You've got asthma, you already know that. But what do you really need to know so that you can control your asthma, instead of your asthma controlling you?
Here are some tips from other teens with asthma to help you live with yours:
Some asthma medicines help keep you from having attacks. But they only work if you take them regularly. That may mean taking the medicine every day, even when you feel just fine.
Don't stop taking the medicine if you have an asthma attack, either. It can take some time before the medicine starts to work in your body. Your health care provider will tell you how often you should take your medicine.
Don't cut down on the amount of medicine you take if you are feeling good. And don't take more medicine than usual if your chest feels tight unless your nurse or doctor told you to. Your body needs the correct amount of medicine, no more and no less, to keep you from having an asthma attack.
If you use a rescue inhaler, keep it with you wherever you go.
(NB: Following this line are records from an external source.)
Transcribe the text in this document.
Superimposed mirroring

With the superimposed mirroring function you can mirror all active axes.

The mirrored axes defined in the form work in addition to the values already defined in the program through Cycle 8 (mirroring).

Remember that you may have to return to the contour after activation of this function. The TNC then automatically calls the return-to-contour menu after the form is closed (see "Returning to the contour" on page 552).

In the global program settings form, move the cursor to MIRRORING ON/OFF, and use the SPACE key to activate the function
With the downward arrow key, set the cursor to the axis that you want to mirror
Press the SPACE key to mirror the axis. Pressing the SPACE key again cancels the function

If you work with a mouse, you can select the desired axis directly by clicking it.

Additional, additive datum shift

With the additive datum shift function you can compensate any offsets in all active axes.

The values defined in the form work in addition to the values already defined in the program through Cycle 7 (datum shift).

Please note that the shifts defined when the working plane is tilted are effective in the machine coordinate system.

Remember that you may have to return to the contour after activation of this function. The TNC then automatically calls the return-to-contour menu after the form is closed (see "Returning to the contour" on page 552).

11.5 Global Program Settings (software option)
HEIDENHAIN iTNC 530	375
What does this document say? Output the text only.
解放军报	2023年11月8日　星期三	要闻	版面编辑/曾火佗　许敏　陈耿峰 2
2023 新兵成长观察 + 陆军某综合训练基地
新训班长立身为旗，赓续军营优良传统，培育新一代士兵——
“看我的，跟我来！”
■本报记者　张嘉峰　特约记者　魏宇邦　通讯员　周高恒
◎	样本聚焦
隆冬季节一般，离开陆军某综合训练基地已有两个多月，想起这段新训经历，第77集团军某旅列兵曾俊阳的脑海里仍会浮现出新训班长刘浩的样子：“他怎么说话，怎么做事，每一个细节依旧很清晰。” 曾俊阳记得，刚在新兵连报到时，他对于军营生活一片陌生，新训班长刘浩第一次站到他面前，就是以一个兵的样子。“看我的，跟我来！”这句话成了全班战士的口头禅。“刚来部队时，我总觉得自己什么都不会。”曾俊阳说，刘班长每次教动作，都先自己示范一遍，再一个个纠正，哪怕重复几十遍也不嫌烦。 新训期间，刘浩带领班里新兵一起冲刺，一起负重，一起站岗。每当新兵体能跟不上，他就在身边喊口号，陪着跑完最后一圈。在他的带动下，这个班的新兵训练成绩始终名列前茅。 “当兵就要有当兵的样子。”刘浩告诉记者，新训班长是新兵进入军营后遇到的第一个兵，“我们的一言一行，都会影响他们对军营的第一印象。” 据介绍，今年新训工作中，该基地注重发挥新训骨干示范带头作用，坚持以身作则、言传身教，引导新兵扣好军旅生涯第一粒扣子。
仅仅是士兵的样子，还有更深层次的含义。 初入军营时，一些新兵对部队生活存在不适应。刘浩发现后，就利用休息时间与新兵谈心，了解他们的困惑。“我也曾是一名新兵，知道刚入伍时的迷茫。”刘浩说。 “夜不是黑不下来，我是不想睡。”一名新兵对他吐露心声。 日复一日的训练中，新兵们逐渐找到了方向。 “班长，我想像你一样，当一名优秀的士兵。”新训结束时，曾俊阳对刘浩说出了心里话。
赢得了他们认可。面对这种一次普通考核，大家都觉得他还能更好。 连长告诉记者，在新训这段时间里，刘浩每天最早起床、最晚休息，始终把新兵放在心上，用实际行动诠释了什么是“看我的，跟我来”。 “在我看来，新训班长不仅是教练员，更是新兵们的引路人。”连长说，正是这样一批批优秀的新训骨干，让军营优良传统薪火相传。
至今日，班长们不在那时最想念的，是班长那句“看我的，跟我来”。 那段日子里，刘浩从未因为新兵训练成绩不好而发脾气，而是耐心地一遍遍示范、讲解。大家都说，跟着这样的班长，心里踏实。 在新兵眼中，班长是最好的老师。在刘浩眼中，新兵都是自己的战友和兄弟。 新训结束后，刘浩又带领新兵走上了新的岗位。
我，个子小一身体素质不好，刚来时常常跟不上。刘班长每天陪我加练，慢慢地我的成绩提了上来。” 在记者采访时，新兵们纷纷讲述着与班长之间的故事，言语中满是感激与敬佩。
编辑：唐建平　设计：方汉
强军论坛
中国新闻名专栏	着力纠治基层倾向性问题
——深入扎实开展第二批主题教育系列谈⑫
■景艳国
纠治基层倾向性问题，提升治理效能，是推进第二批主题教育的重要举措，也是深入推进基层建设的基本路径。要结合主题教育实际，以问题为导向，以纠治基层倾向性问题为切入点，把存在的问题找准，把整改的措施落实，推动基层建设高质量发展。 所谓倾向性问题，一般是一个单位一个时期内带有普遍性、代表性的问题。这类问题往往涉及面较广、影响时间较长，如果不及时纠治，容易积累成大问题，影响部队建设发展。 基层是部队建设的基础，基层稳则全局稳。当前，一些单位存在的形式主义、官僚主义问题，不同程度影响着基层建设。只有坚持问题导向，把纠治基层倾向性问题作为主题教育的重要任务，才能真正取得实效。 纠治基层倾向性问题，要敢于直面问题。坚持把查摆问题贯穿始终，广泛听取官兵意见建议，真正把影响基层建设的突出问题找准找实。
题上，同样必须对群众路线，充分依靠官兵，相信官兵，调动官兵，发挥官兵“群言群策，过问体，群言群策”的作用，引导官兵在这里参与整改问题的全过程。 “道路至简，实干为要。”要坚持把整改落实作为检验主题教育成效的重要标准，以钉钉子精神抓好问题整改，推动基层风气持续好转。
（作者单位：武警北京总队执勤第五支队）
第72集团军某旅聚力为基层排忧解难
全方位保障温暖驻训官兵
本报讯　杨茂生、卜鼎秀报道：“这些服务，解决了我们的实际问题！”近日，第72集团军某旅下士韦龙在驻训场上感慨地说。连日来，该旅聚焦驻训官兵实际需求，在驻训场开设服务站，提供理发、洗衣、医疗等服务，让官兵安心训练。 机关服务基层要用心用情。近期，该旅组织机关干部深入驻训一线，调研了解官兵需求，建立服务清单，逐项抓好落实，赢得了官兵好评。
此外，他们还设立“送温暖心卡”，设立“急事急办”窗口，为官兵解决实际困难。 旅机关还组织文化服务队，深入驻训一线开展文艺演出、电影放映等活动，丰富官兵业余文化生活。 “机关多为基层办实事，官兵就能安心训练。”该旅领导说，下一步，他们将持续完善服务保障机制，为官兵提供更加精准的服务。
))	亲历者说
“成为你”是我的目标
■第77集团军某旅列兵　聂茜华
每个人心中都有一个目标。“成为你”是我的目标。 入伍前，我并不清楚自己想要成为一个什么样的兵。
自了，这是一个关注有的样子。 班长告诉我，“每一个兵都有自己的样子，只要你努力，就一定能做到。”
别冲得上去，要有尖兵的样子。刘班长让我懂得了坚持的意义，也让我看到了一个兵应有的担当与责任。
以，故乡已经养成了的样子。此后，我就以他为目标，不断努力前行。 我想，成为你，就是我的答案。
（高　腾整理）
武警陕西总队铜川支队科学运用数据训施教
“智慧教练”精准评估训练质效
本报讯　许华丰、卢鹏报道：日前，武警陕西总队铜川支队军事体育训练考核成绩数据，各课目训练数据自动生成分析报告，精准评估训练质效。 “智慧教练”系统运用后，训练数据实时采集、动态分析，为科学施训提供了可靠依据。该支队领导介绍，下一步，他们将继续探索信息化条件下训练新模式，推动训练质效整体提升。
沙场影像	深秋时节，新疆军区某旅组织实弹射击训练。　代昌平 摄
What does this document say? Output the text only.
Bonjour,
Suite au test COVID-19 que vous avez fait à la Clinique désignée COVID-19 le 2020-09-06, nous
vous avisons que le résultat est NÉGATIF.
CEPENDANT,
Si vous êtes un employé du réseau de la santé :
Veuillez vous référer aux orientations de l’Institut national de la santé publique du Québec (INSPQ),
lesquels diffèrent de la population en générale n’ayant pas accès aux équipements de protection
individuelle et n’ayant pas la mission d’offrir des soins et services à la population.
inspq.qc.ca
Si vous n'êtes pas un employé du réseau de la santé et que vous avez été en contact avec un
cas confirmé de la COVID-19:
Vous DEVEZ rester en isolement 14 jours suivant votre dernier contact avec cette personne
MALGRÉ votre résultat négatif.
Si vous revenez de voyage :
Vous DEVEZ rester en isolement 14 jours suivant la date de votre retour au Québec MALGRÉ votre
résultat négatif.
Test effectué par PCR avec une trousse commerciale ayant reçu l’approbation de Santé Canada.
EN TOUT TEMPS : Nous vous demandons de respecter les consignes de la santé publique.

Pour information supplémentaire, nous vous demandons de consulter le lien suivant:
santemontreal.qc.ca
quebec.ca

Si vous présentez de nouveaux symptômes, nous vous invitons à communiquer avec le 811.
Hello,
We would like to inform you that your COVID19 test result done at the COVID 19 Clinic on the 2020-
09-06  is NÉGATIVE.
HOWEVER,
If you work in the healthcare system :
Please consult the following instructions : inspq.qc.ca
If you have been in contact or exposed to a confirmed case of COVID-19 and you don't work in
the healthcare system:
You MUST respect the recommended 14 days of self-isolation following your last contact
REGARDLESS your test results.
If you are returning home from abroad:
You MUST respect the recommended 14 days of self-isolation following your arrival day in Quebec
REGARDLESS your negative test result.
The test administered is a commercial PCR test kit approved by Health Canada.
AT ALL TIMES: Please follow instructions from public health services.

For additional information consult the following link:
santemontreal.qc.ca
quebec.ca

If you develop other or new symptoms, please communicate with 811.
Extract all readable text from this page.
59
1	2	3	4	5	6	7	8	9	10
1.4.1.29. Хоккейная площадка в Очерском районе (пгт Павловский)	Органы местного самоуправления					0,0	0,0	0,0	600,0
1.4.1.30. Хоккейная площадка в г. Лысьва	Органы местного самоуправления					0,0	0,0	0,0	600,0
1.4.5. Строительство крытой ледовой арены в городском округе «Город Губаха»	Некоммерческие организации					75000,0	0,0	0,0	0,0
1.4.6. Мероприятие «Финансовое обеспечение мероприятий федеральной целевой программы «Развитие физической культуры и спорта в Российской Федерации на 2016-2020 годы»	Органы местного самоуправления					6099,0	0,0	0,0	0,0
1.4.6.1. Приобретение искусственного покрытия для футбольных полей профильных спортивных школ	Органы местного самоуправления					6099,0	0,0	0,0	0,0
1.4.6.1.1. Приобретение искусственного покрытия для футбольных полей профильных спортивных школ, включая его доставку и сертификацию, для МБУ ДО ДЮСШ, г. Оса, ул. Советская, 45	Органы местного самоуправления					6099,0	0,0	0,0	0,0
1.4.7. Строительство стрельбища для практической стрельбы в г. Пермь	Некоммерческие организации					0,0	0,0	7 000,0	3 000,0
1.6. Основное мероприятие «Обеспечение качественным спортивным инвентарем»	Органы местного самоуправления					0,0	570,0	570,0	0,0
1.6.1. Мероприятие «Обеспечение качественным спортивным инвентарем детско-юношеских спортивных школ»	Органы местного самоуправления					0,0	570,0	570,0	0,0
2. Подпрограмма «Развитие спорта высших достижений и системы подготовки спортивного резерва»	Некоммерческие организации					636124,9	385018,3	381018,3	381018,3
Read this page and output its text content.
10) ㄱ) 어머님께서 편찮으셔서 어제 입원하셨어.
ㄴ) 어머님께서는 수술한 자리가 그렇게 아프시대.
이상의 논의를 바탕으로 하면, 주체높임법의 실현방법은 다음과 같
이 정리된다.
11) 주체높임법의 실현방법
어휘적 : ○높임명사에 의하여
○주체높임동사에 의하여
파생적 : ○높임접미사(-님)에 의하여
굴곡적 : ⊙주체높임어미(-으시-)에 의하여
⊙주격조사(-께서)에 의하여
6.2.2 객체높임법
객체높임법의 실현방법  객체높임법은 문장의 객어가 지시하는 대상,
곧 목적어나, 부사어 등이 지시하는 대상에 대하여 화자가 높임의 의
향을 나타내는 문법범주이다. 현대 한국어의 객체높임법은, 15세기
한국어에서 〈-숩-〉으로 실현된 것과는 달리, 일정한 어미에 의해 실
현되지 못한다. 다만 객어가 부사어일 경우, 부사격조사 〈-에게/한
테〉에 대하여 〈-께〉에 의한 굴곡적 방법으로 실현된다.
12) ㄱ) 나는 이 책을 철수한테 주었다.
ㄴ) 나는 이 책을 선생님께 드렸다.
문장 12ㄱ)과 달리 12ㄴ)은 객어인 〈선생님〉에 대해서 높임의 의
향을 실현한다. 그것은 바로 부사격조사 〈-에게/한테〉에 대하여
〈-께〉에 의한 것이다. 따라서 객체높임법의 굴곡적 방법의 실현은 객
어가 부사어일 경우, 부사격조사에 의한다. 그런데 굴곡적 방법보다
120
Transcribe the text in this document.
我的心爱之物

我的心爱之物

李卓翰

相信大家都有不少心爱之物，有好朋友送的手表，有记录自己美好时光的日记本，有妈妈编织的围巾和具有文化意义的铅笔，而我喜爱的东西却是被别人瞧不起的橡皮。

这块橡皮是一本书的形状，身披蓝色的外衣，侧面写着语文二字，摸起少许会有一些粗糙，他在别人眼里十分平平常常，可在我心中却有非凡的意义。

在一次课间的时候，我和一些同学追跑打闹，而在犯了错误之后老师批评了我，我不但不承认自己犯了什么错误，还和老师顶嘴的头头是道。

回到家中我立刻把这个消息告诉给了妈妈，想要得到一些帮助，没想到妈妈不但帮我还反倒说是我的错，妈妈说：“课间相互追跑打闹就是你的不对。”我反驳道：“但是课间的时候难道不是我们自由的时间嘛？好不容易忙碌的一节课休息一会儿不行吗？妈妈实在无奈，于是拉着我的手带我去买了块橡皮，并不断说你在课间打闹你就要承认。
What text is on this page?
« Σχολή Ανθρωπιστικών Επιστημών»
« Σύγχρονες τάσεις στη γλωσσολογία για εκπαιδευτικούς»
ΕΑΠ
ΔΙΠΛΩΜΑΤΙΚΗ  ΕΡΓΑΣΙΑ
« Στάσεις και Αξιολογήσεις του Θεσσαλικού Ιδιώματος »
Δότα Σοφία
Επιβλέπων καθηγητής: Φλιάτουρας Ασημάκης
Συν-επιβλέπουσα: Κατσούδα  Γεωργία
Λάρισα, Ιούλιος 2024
Put it in your pocket or purse. That way you'll have it with you when you need it. Check your inhaler every once in a while to make sure it still has medicine in it, they do run out!
Also make sure you ask your health care provider how to use your inhaler so that it works best for you.
It probably won't be the first thing you tell them about yourself. But telling people you spend time with that you have asthma will help in many ways. It will make it easier for them to help you if you do have an attack. It will keep them from getting scared. And it might save you a trip to the Emergency Room.
A number of Olympic and professional athletes have asthma. Don't think you can't be part of the team because you have asthma. You can do what anyone else can do.
You may need to take asthma medicine before you work out, but don't let your asthma keep you away from sports or activities you love.
Swimming is especially good if you have asthma because you breathe in warm, humid air as you swim. Sports that have some "down time" (like baseball) might be easier to manage than those that keep you in constant motion (like soccer). But if you love a sport or activity, chances are that, working with your health care providers, you'll be able to figure out a way to play.
Be a detective. Use the clues you have to figure out what causes you to have an attack. It may be an allergy to dust or pollen, pollution or smoke in the air, or your own smoking. If you can figure out what causes an attack, you can stay away from those triggers.
Check asthma forecast in your area or better yet sign up for asthma alert emails to be prepared for high asthma levels. Asthma index is based on air quality, pollen levels and other factors related to respiratory conditions that can trigger your asthma.
Before you have an attack, does your chest feel tight? Do you feel tired? Do you feel like it is hard to catch your breath?
If you know what you feel like before you have an attack, you can get the help you need. Don't tough it out and pretend that it isn't happening. That can lead you to the Emergency Room.
Some people use a peak flow meter to help them learn when an attack may be on the way. Talk to your health care provider to find out if a peak flow meter can help you. And make sure you and your doctor have a detailed written treatment plan worked out that will help you know what to do if you feel an asthma attack coming on.
Having asthma can be a drag. But it can also be something that you rarely have to worry about. How you control your asthma can make the difference.
If you take your asthma seriously, you can get on with the serious business of having fun with the rest of your life.